Finding qualified people is hard enough in defense contracting. Finding someone with the right technical skills, an active security clearance, and actual experience working in government environments? Margarita Howard calls those candidates “purple unicorns.”
They exist. They’re just rare.
Unless you know where to look. Howard, who founded defense and aerospace contractor HX5 in 2004 after her own Air Force service, has built a company where veterans make up more than 30% of the workforce.
“Experience in their respective fields, while supporting these agencies’ respective programs and missions, is very different from experience gained from working in the commercial world,” Howard explains.
The company just received the 2025 HIRE Vets Gold Medallion Award from the Department of Labor, recognition that requires documented hiring and retention metrics. For Howard, veteran hiring solves real business problems.
The Clearance Problem
HX5 operates across more than 20 states at over 70 government locations. The company supports Department of Defense and NASA missions in research and development, engineering, information technology, and mission operations. Most of that work requires security clearances.

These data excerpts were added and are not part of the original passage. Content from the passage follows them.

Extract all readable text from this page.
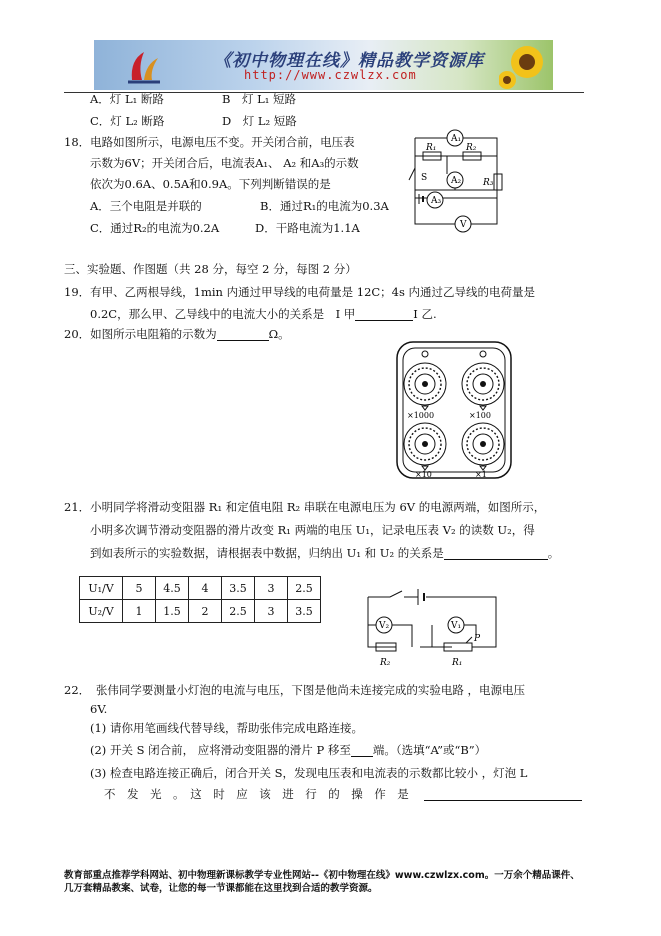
《初中物理在线》精品教学资源库
http://www.czwlzx.com
A．灯 L₁ 断路	B　灯 L₁ 短路
C．灯 L₂ 断路	D　灯 L₂ 短路
18．电路如图所示，电源电压不变。开关闭合前，电压表
示数为6V；开关闭合后，电流表A₁、 A₂ 和A₃的示数
依次为0.6A、0.5A和0.9A。下列判断错误的是
A．三个电阻是并联的	B．通过R₁的电流为0.3A
C．通过R₂的电流为0.2A	D．干路电流为1.1A
A₁
A₂
A₃
V
R₁	R₂
R₃
S
三、实验题、作图题（共 28 分，每空 2 分，每图 2 分）
19．有甲、乙两根导线，1min 内通过甲导线的电荷量是 12C；4s 内通过乙导线的电荷量是
0.2C，那么甲、乙导线中的电流大小的关系是　I 甲	I 乙.
20．如图所示电阻箱的示数为	Ω。
×1000	×100
×10	×1
21．小明同学将滑动变阻器 R₁ 和定值电阻 R₂ 串联在电源电压为 6V 的电源两端，如图所示，
小明多次调节滑动变阻器的滑片改变 R₁ 两端的电压 U₁，记录电压表 V₂ 的读数 U₂，得
到如表所示的实验数据，请根据表中数据，归纳出 U₁ 和 U₂ 的关系是	。
U₁/V	5	4.5	4	3.5	3	2.5
U₂/V	1	1.5	2	2.5	3	3.5
V₂	V₁
R₂	R₁
P
22．　张伟同学要测量小灯泡的电流与电压，下图是他尚未连接完成的实验电路 ，电源电压
6V.
(1) 请你用笔画线代替导线，帮助张伟完成电路连接。
(2) 开关 S 闭合前， 应将滑动变阻器的滑片 P 移至 端。（选填“A”或“B”）
(3) 检查电路连接正确后，闭合开关 S，发现电压表和电流表的示数都比较小 ，灯泡 L
不　发　光　。　这　时　应　该　进　行　的　操　作　是
教育部重点推荐学科网站、初中物理新课标教学专业性网站--《初中物理在线》www.czwlzx.com。一万余个精品课件、
几万套精品教案、试卷，让您的每一节课都能在这里找到合适的教学资源。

Getting someone cleared takes time. Months, often. Sometimes years. A defense contractor with an urgent staffing need and a civilian candidate without prior government work faces a choice: wait for clearance processing or find someone else.
Many transitioning military members already hold active clearances. They’ve been through the process. Their clearances remain valid. They can start classified work immediately.

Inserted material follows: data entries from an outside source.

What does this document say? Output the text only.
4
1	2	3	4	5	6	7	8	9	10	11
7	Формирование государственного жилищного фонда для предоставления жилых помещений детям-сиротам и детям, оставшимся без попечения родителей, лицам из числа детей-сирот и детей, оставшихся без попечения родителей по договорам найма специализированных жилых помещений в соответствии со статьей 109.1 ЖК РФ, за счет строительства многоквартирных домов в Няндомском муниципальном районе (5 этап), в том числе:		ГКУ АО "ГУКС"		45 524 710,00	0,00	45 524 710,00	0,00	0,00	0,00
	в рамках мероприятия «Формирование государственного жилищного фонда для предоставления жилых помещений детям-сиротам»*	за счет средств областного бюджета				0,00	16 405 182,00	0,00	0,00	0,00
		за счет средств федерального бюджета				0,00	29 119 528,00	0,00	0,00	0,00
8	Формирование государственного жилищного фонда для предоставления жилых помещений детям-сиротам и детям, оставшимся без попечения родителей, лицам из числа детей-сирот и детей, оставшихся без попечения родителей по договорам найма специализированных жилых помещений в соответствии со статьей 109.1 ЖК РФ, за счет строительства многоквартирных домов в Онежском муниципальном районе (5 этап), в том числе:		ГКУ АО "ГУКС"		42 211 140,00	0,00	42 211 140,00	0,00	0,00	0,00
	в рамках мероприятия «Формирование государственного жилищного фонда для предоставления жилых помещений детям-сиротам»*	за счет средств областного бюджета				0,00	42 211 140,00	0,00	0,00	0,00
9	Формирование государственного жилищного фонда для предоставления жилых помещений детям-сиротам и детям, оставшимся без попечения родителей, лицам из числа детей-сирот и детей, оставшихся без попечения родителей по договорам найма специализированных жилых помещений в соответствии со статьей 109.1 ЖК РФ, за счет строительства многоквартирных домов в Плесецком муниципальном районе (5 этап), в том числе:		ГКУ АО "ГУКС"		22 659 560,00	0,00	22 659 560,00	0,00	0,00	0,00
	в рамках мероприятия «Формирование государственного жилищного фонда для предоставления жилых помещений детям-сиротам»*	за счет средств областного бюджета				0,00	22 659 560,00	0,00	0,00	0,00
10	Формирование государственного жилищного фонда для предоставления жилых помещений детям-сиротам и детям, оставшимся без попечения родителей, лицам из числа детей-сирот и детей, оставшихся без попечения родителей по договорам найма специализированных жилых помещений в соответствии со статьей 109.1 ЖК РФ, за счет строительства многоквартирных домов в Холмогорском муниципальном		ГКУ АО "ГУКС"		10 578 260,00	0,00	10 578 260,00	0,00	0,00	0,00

That timing advantage matters particularly for positions requiring immediate placement on classified contracts.
It’s not just clearances, though. Military members who held clearances understand operational security in ways that go beyond training courses. They’ve lived in environments where information compartmentalization, proper handling procedures, and security consciousness aren’t abstract concepts but daily practices.
Cultural Alignment
Military service creates workplace expectations around accountability, attention to detail, and operational security. Those values happen to align with government contracting requirements, where documentation standards, clearance maintenance, and performance metrics carry consequences.
Howard’s own military background helps HX5 maintain cultural elements that feel familiar to veteran employees. The company’s emphasis on integrity, mission focus, and security compliance mirrors military organizational values while operating as a civilian business.
“The work we do is very exciting. Some of it is not being done anywhere else in the world,” Howard says, explaining that meaningful work often matters as much as compensation in retaining talent.
Some veterans want nothing to do with defense and national security work after they separate. Others want exactly that—continuation of purpose without the military structure. For the latter group, defense contractors offer a way to keep contributing to missions they understand and value.
That mission alignment affects retention. According to the Bureau of Labor Statistics, U.S. veteran unemployment stood at just 3% in 2024, creating competition among employers for military talent. Veterans with clearances and technical skills have options. They stay where the work matters.
The Government Operations Advantage
A civilian software engineer with ten years of commercial tech experience brings valuable skills. A veteran software engineer with five years supporting military networks brings something different: understanding of how government customers think, how decisions get made in risk-averse bureaucratic environments, and how classified program requirements affect everything from project timelines to communication protocols.
“We look for people that have worked with or supported the Department of Defense as this experience is always very helpful,” Howard notes.
That government-specific knowledge reduces onboarding time. Veterans understand military organizational structures. They recognize how contractors interface with government personnel. They grasp the difference between what works in commercial environments and what works when your customer is a federal agency with specific regulations, reporting requirements, and approval processes.
HX5’s contracts span engineering disciplines: aeronautical, electrical, mechanical, structural. Information technology work involves handling sensitive networks and classified data. Mission operations support means integrating with government personnel on critical programs. These specialized roles demand professionals familiar with defense and aerospace operational environments.
Building Pipeline Access
HX5 has hosted several fellows through the Hiring Our Heroes Corporate Fellowship Program since 2021, maintaining a steady commitment of two transitioning service members annually. The 12-week program allows active-duty members within 180 days of separation to gain civilian work experience while still receiving military pay and benefits.
For HX5, the fellowship provides early access to candidates who often already meet the “purple unicorn” criteria: technical skills, clearances, relevant experience. Transitioning service members often target large employers with established military recruiting programs or pursue commercial sector technology positions. Small and mid-sized contractors must work harder to attract qualified candidates.
Regular fellowship participation gives HX5 recurring access to military talent during the critical transition period when well-qualified service members evaluate civilian employment options.
The program has achieved an 80% hire rate nationwide since its 2015 inception, with fellows landing positions averaging $70,000 in starting salary across the program as a whole.
Whether potential employees want to work on projects that “get to the moon” or “accomplish this mission overseas,” Howard’s pitch connects military experience to meaningful civilian work. Some veterans seek that connection. For them, defense contractors like HX5 offer a path that leverages their military background rather than leaving it behind.